Concept Graph & Resume using Claude 3 Opus | Chat GPT4 | Llama 3:
Resume:
1.-David's lab at University of Michigan studies auditory-visual interactions and cross-modal perception using intracranial recordings.
2.-In darkness, sounds help detect, localize and identify objects. Visual cues like lip movements help restore degraded acoustic speech signals.
3.-Multisensory responses in superior colliculus neurons show hyper-additivity when combining spatially aligned visual and auditory stimuli.
4.-Each sensory modality has expertise it can share cross-modally. Timing differences between senses allow for predictive information transfer.
5.-Sounds presented before visual targets enhance visual detection thresholds and increase visual cortex excitability, seen in ERPs.
6.-Sounds prior to TMS over occipital cortex make phosphene perception more likely, indicating increased visual cortex excitability.
7.-Studied what auditory information is relayed to visual regions, underlying mechanisms, and behavioral relevance using human intracranial recordings.
8.-Visual cortex responds to sounds in 30-50ms, even faster than typical visual responses starting at 50ms.
9.-Most visual areas show some sound-evoked activity, highest in V1 and MT+. Not just general arousal, as micro-saccades ruled out.
10.-Lateralized sounds evoke spatiotopically-aligned visual cortex activity - contralateral sounds preferred over ipsilateral. Encodes spatial info.
11.-Visual cortex responds to sound onsets and offsets but not ongoing auditory dynamics, unlike auditory cortex. Inputs likely cortical.
12.-Sounds mainly modulate low-frequency oscillations in visual cortex, suppressing firing. High gamma (spiking) increases in higher visual areas.
13.-Sounds usually don't evoke visual qualia, as effects are subthreshold. But sensory deprivation may allow threshold crossing and hallucinations.
14.-Studied speech perception - how vision affects auditory speech processing. Visual cues (mouth movements) can disambiguate noisy speech.
15.-Model: Lip movements provide timing cues, constrain phoneme identity, and activate auditory representations to enhance speech intelligibility.
16.-fMRI showed lipreading activates auditory cortex, some speechreading info in STG/STS. But could reflect imagery rather than online processing.
17.-Intracranial recordings showed lipreading mainly evokes low-frequency oscillations in auditory cortex. Posterior STG also shows high gamma (spiking).
18.-Auditory cortex discriminates lipread phonemes as early or earlier than actual auditory speech. Suggests online predictive processing, not just imagery.

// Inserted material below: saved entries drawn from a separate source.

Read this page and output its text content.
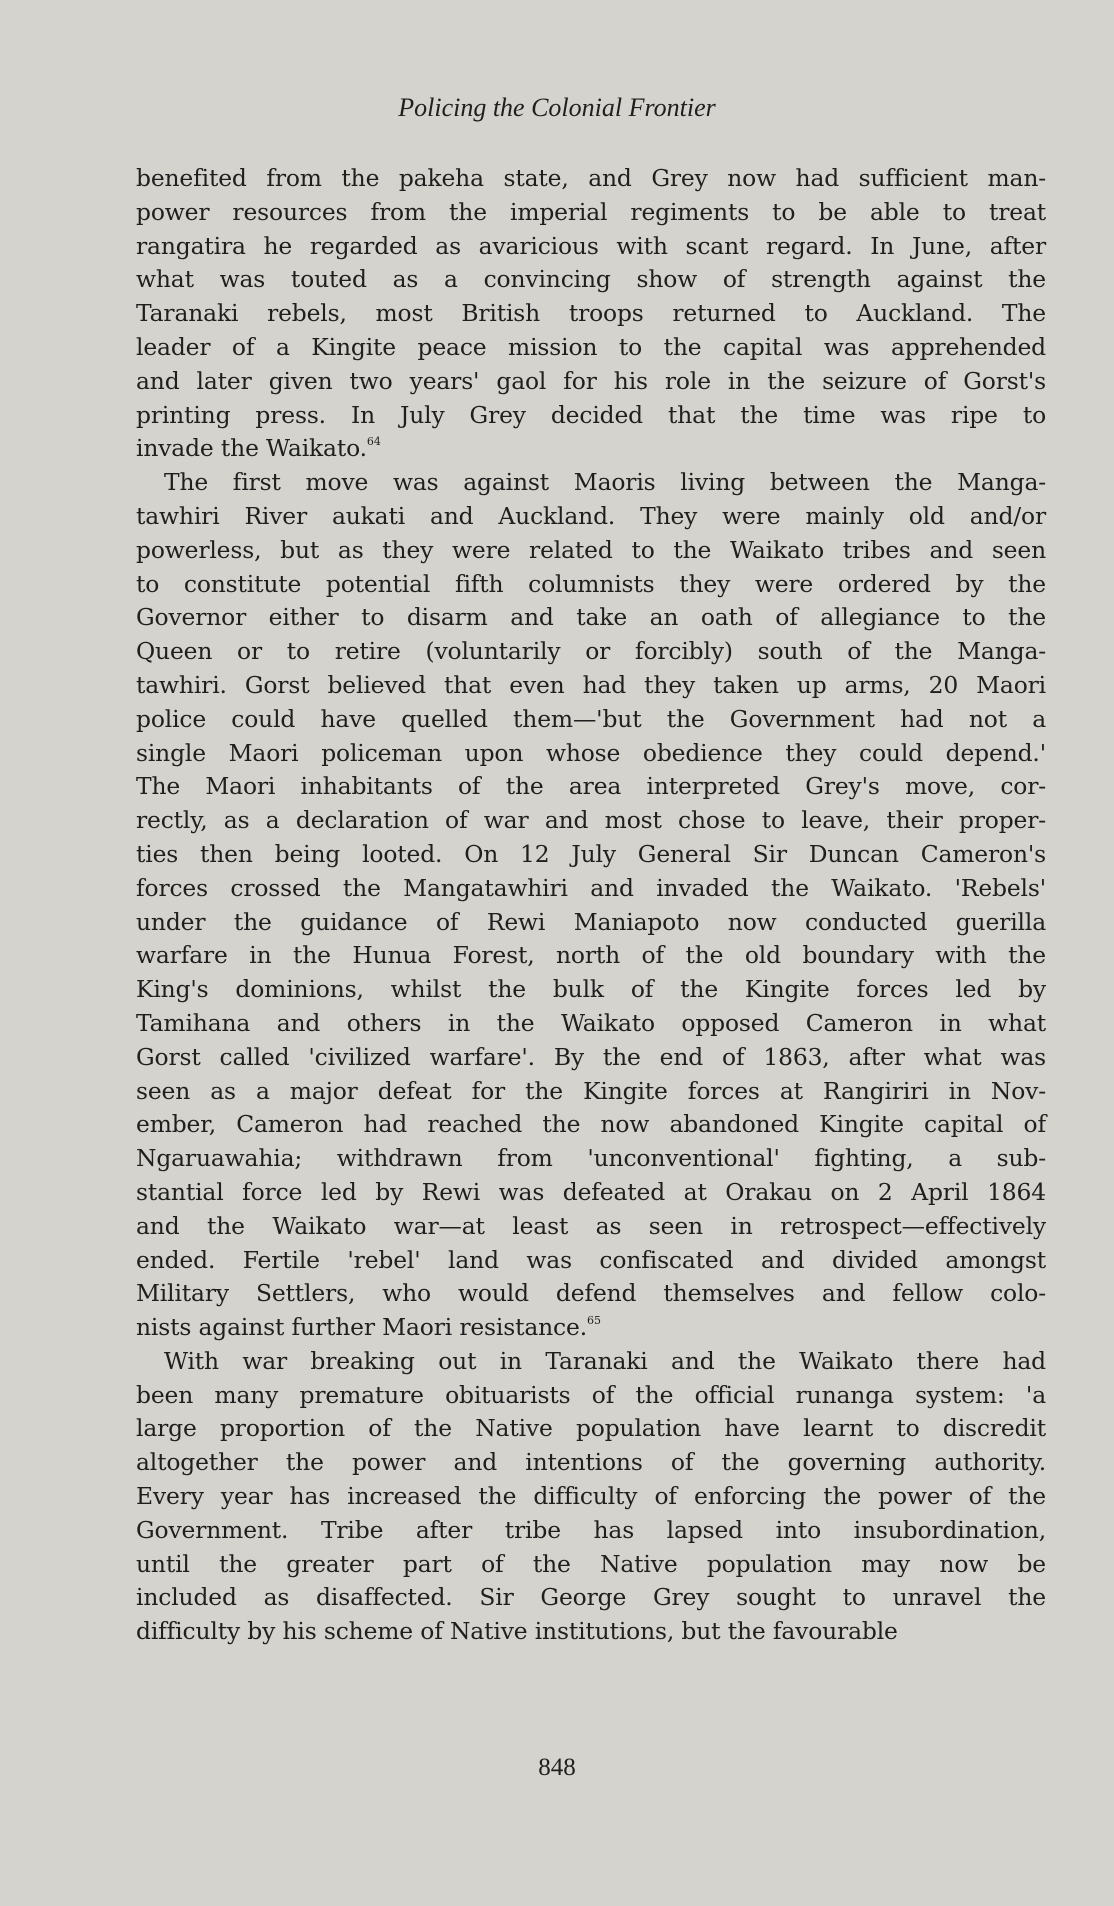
Policing the Colonial Frontier
benefited from the pakeha state, and Grey now had sufficient man-
power resources from the imperial regiments to be able to treat
rangatira he regarded as avaricious with scant regard. In June, after
what was touted as a convincing show of strength against the
Taranaki rebels, most British troops returned to Auckland. The
leader of a Kingite peace mission to the capital was apprehended
and later given two years' gaol for his role in the seizure of Gorst's
printing press. In July Grey decided that the time was ripe to
invade the Waikato.$^{64}$
The first move was against Maoris living between the Manga-
tawhiri River aukati and Auckland. They were mainly old and/or
powerless, but as they were related to the Waikato tribes and seen
to constitute potential fifth columnists they were ordered by the
Governor either to disarm and take an oath of allegiance to the
Queen or to retire (voluntarily or forcibly) south of the Manga-
tawhiri. Gorst believed that even had they taken up arms, 20 Maori
police could have quelled them—'but the Government had not a
single Maori policeman upon whose obedience they could depend.'
The Maori inhabitants of the area interpreted Grey's move, cor-
rectly, as a declaration of war and most chose to leave, their proper-
ties then being looted. On 12 July General Sir Duncan Cameron's
forces crossed the Mangatawhiri and invaded the Waikato. 'Rebels'
under the guidance of Rewi Maniapoto now conducted guerilla
warfare in the Hunua Forest, north of the old boundary with the
King's dominions, whilst the bulk of the Kingite forces led by
Tamihana and others in the Waikato opposed Cameron in what
Gorst called 'civilized warfare'. By the end of 1863, after what was
seen as a major defeat for the Kingite forces at Rangiriri in Nov-
ember, Cameron had reached the now abandoned Kingite capital of
Ngaruawahia; withdrawn from 'unconventional' fighting, a sub-
stantial force led by Rewi was defeated at Orakau on 2 April 1864
and the Waikato war—at least as seen in retrospect—effectively
ended. Fertile 'rebel' land was confiscated and divided amongst
Military Settlers, who would defend themselves and fellow colo-
nists against further Maori resistance.$^{65}$
With war breaking out in Taranaki and the Waikato there had
been many premature obituarists of the official runanga system: 'a
large proportion of the Native population have learnt to discredit
altogether the power and intentions of the governing authority.
Every year has increased the difficulty of enforcing the power of the
Government. Tribe after tribe has lapsed into insubordination,
until the greater part of the Native population may now be
included as disaffected. Sir George Grey sought to unravel the
difficulty by his scheme of Native institutions, but the favourable
848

19.-Patterns of phoneme confusability are similar for auditory and visual speech in STG, different than visual areas like fusiform gyrus.
20.-Proposes visual speech input to auditory cortex is mainly carried by low-frequency oscillations, provides predictive cues to enhance speech perception.
21.-Has studied abnormal sensory integration in synesthesia, blindness. Suggests cross-modal connections exist but are unmasked/strengthened in atypical processing.
22.-Intracranial results from epilepsy and tumor patients - functional localization and replication across pathologies supports generalization to healthy population.
23.-Attention affects cross-modal timing. Some cross-modal effects may be partially driven by attention-related boosting rather than direct information transfer.
24.-Used mainly SVM classification, limited data precludes deep learning without overfitting. Pre-trained networks on more data may work well.
25.-Most patients studied are right-handed. Left-handers and atypical language dominance are underrepresented, so effects unknown.
26.-Has not directly compared native vs non-native speakers, though there are likely differences in audiovisual speech perception and lipreading.
27.-Closing remarks - thanking the hosts, summarizing the key findings, and expressing interest in further discussion at future meetings.